A recent discussion here at Long Sunday has reminded me why I liked John Dewey. Though much of his political philosophy may seem anachronistic today, he was a passionate defender of participatory democracy for over half a century. Perhaps his most succinct and inspiring account is in the essay written for his 80th birthday, Creative Democracy- The Task Before Us:
If I emphasize that the task can be accomplished only by inventive effort and creative activity, it is in part because the depth of the present crisis is due in considerable part to the fact that for a long period we acted as if our democracy were something that perpetuated itself automatically; as if our ancestors had succeeded in setting up a machine that solved the problem of perpetual motion in politics. We acted as if democ-racy were something that took place mainly at Washington and Albany- or some other state capital-under the impetus of what happened when men and women went to the polls once a year or so-which is a some-what extreme way of saying that we have had the habit of thinking of democracy as a king of political mechanism that will work as long as citizens were reasonably faithful in performing political duties.

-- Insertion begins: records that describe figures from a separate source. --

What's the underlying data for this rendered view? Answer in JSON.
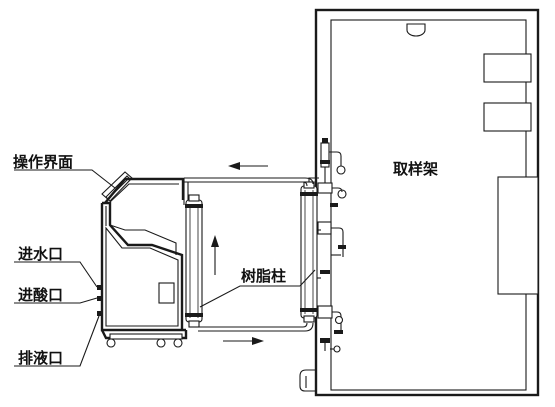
{
  "labels": {
    "operation_interface": "操作界面",
    "water_inlet": "进水口",
    "acid_inlet": "进酸口",
    "drain_outlet": "排液口",
    "resin_column": "树脂柱",
    "sample_rack": "取样架"
  }
}
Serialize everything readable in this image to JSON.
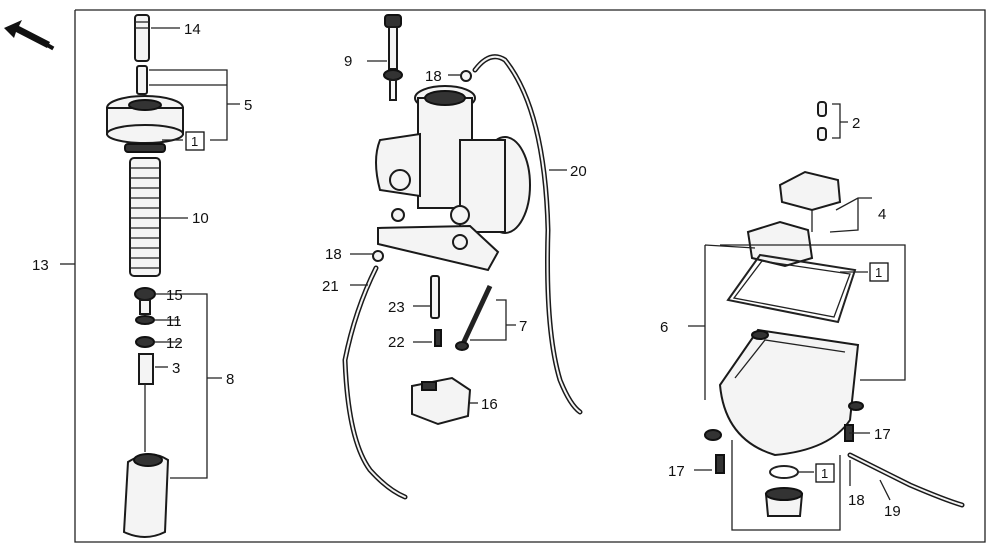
{
  "callouts": [
    "14",
    "5",
    "1",
    "10",
    "13",
    "15",
    "11",
    "12",
    "3",
    "8",
    "9",
    "18",
    "20",
    "18",
    "21",
    "23",
    "7",
    "22",
    "16",
    "2",
    "4",
    "1",
    "6",
    "17",
    "17",
    "1",
    "18",
    "19"
  ],
  "front_arrow_icon": "arrow-up-left-icon"
}
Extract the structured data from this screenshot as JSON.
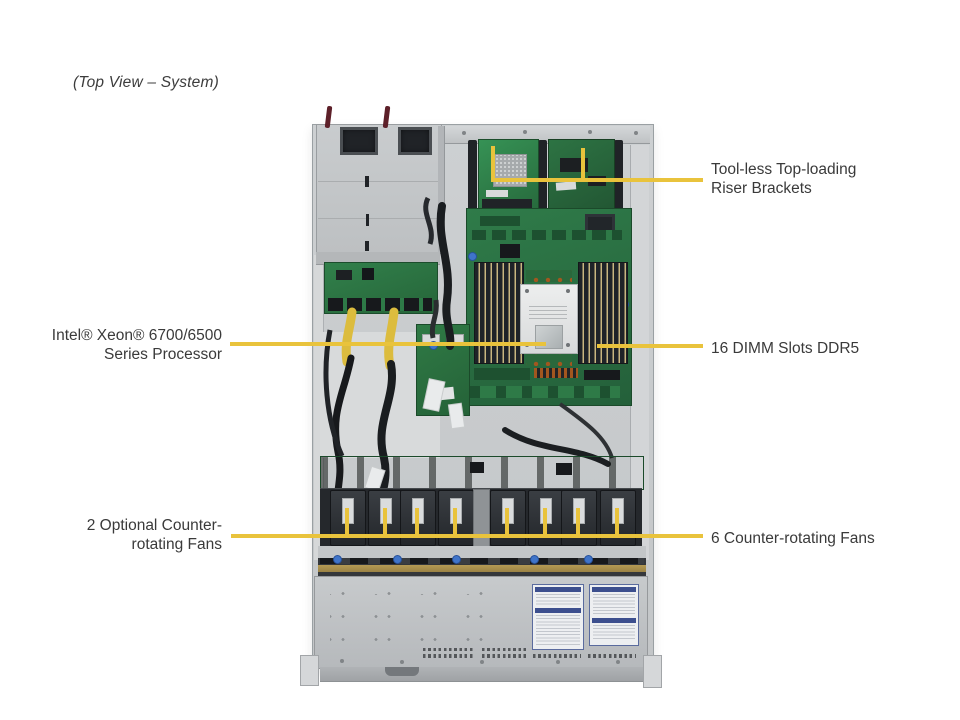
{
  "figure_title": "(Top View – System)",
  "callouts": {
    "riser_brackets": {
      "line1": "Tool-less Top-loading",
      "line2": "Riser Brackets"
    },
    "processor": {
      "line1": "Intel® Xeon® 6700/6500",
      "line2": "Series Processor"
    },
    "dimm": {
      "label": "16 DIMM Slots DDR5"
    },
    "optional_fans": {
      "line1": "2 Optional Counter-",
      "line2": "rotating Fans"
    },
    "fans": {
      "label": "6 Counter-rotating Fans"
    }
  },
  "colors": {
    "callout_line": "#e9c33c",
    "pcb_green": "#2e7a47",
    "chassis_gray": "#c9cccd",
    "background": "#ffffff"
  }
}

Democracy is a way of personal life controlled not merely by faith in human nature in general but by faith in the capacity of human beings for intelligent judgment and action if proper conditions are furnished. I have been accused more than once and from opposed quarters of an undue, a utopian, faith in the possibilities of intelligence and in education as a correlate of intelligence. At all events, I did not invent this faith. I acquired it from my surroundings as far as those surroundings were animated by the democratic spirit. For what is the faith of democracy in the role of consultation, of conference, of persuasion, of discussion, in formation of public opinion, which in the long run is self-corrective, except faith in the capacity of the intelligence of the common man to respond with commonsense to the free play of facts and ideas which are secured by effective guarantees of free inquiry, free assembly and free communication? I am willing to leave to upholders of totalitarian states of the right and the left the view that faith in the capacities of intelligence is utopia. For the faith is so deeply embedded in the methods which are intrinsic to democracy that when a professed democrat denies the faith he convicts himself of treachery to his profession.
Now much of Dewey's faith may seem naive in comparison to what is happening today in the United States. But he was also very cognizant of the dangers presented by suspicion and repression of free speech:
When I think of the conditions under which men and women are living in many foreign countries today, fear of espionage, with danger hanging over the meeting of friends for friendly conversation in private gatherings, I am inclined to believe that the heart and final guarantee of democracy is in free gatherings of neighbors on the street corner to discuss back and forth what is read in uncensored news of the day, and in gatherings of friends in the living rooms of houses and apartments to converse freely with one another. Intolerance, abuse, calling of names because of differences of opinion about religion or politics or business, as well as because of differences of race, color, wealth or degree of culture are treason to the democratic way of life. For everything which bars freedom and fullness of communication sets up barriers that divide human beings into sets and cliques, into antagonistic sects and factions, and thereby undermines the democratic way of life. Merely legal guarantees of the civil liberties of free belief, free expression, free assembly are of little avail if in daily life freedom of communication, the give and take of ideas, facts, experiences, is choked by mutual suspicion, by abuse, by fear and hatred. These things destroy the essential condition of the democratic way of living even more effectually than open coercion which- as the example of totalitarian states proves-is effective only when it succeeds in breeding hate, suspicion, intolerance in the minds of individ-ual human beings.